NSW Health is urging people to keep wearing masks indoors and health experts are calling for a return to mask mandates indoors, as nervous people cancel or reconsider summer holiday travel plans.

Meanwhile, there are long queues at testing facilities as people sought reassurance they wouldn’t have to go into isolation for Christmas and pharmacies and shops are running out of rapid antigen tests.

Pharmacy Guild of Australia national president Trent Twomey said there were sufficient supplies in Australia but they needed to be distributed to where demand is greatest.

“They are all at their major distribution hubs, which are down in Victoria,” he told the Nine Network on Tuesday.

Pharmacies would get more deliveries by Wednesday.

“They assure us over the next 24 hours there will be trucks and ships and trains and all sorts of things getting that stock out of major distribution hubs in Melbourne out to the rest of the states and territories,” he said.

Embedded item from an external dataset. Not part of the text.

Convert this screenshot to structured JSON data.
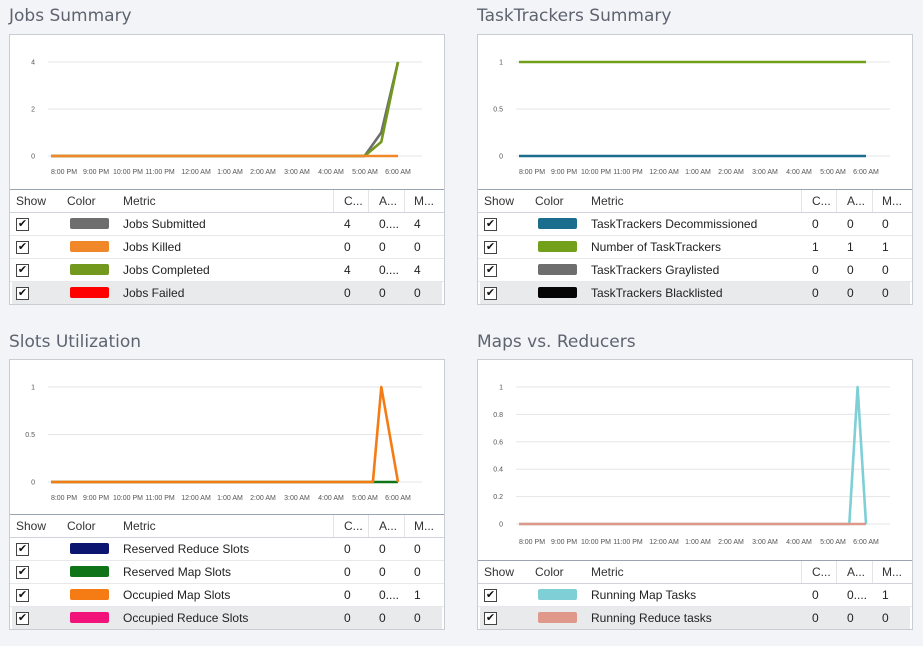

Meanwhile, Newcastle remains the epicentre of the COVID-19 Omicron cluster. More than a quarter – 660 – of NSW’s virus cases on Sunday were in the Hunter, and there are 4368 active cases in the district.

NSW chief health officer Kerry Chant has urged caution this Christmas and recommends people take a rapid antigen test before going to an indoor gathering.

“Choose outdoor, well-ventilated places for gatherings and limit the size of those gatherings,” she said.

Chief medical officer Dr Paul Kelly has also reportedly recommended “minimal to moderate restrictions”, including a mask mandate in all indoor settings, to curb the escalating Omicron spread.

Prime Minister Scott Morrison has called an “informal” national cabinet meeting of state and territory heads for Wednesday to discuss the threat of the variant.

He is due to update the first ministers with the most recent information on Omicron and urge them to stay calm and provide consistent border arrangements ahead of the holidays.

The time frame of booster shots will also be discussed, with several states pushing for a shortened interval.

Nine newspapers have also reported that Australia’s vaccine advisory body, ATAGI, is reviewing whether three doses will be required to be considered fully immunised.